Ketika Privasi Jadi Konsumsi Publik :
Media sosial awalnya dibuat untuk berbagi cerita dan berkomunikasi. Tapi lambat laun, ia berubah jadi panggung besar tempat orang berlomba-lomba dilihat. Setiap postingan, setiap status, seolah menjadi alat ukur nilai diri. Semakin banyak yang menyukai, semakin tinggi rasa percaya diri.
Namun, semakin sedikit yang menanggapi, semakin rendah pula harga diri di mata sendiri. Itulah jebakan zaman ini kita mencari makna diri lewat pengakuan orang lain. Padahal, manusia yang terlalu bergantung pada pujian akan mudah hancur oleh cemooh.
Kemiskinan dan Kesedihan yang Dijadikan Hiburan :
Kini muncul istilah baru: poverty porn , tontonan yang memamerkan kemiskinan untuk menarik empati. Anak kecil dijadikan konten karena hidupnya susah, ibu tua direkam sedang menangis, atau keluarga miskin dipertontonkan seolah sinetron kehidupan.
Banyak yang menonton sambil menitikkan air mata, lalu menulis komentar “Semoga Allah bantu. ”Tapi setelah itu? Hidup berjalan seperti biasa. Tak ada perubahan berarti bagi mereka yang ditonton. Kita memang lebih mudah bersedih di depan layar daripada bergerak di dunia nyata. Padahal empati sejati bukan sekadar rasa iba, tapi keberanian untuk ikut menolong tanpa kamera.
Ketika Popularitas Mengalahkan Harga Diri :
Tak sedikit orang rela menanggalkan kehormatan demi viral. Ada yang mengaku sengaja menampilkan hal memalukan karena “yang penting ‘FYP”. Kita tahu harga diri adalah hal yang paling mahal yang bisa dimiliki manusia. Kita seperti sedang hidup di dunia terbalik di mana kejujuran kalah oleh sensasi, kesederhanaan kalah oleh drama, dan kebenaran tenggelam oleh jumlah penonton.

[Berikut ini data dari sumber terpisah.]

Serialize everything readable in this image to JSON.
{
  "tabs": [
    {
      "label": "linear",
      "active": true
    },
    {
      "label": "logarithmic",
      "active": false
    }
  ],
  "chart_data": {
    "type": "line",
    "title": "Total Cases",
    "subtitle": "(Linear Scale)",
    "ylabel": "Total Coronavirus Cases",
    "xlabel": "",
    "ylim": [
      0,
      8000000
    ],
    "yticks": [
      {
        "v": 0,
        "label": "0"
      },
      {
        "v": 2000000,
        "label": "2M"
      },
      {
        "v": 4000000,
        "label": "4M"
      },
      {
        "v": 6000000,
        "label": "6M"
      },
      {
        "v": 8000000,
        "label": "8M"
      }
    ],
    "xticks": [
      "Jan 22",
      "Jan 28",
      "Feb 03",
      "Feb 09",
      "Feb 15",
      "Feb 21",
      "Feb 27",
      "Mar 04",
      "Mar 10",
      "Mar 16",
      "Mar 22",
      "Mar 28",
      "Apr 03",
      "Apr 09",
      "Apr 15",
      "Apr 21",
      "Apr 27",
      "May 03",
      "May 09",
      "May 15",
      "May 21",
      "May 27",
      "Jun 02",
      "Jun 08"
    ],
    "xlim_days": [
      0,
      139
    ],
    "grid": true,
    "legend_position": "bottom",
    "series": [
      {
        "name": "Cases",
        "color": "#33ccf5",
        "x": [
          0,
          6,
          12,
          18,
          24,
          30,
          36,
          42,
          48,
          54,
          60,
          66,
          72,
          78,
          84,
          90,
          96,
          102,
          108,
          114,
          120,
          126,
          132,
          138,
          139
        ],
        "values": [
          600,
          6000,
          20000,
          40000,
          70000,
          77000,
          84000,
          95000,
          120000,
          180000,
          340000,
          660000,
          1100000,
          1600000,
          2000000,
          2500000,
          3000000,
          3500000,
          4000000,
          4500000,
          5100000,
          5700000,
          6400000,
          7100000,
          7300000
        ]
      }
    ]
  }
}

Zaman ini membuat banyak orang berpikir bahwa dilihat lebih penting daripada bermakna. Padahal dalam hidup, tidak semua yang viral itu benar, dan tidak semua yang benar harus viral.
Ketika Algoritma Mengatur Moral :
Masalahnya, kini bukan manusia yang mengatur media sosial tapi algoritma. Sebuah sistem tak terlihat yang hanya tahu satu hal: apa yang membuat orang betah menatap layar lebih lama. Dan biasanya, yang paling menarik perhatian adalah hal-hal yang ekstrem: marah, sedih, malu, dan sensasional.
Akibatnya, konten yang sehat dan bermoral justru tenggelam, kalah oleh konten yang memancing emosi. Itulah yang disebut para ahli sebagai anomali digital ketika dunia maya menciptakan perilaku yang bertentangan dengan nilai-nilai kemanusiaan. Di sana, dosa bisa jadi hiburan, dan aib bisa jadi mata pencaharian.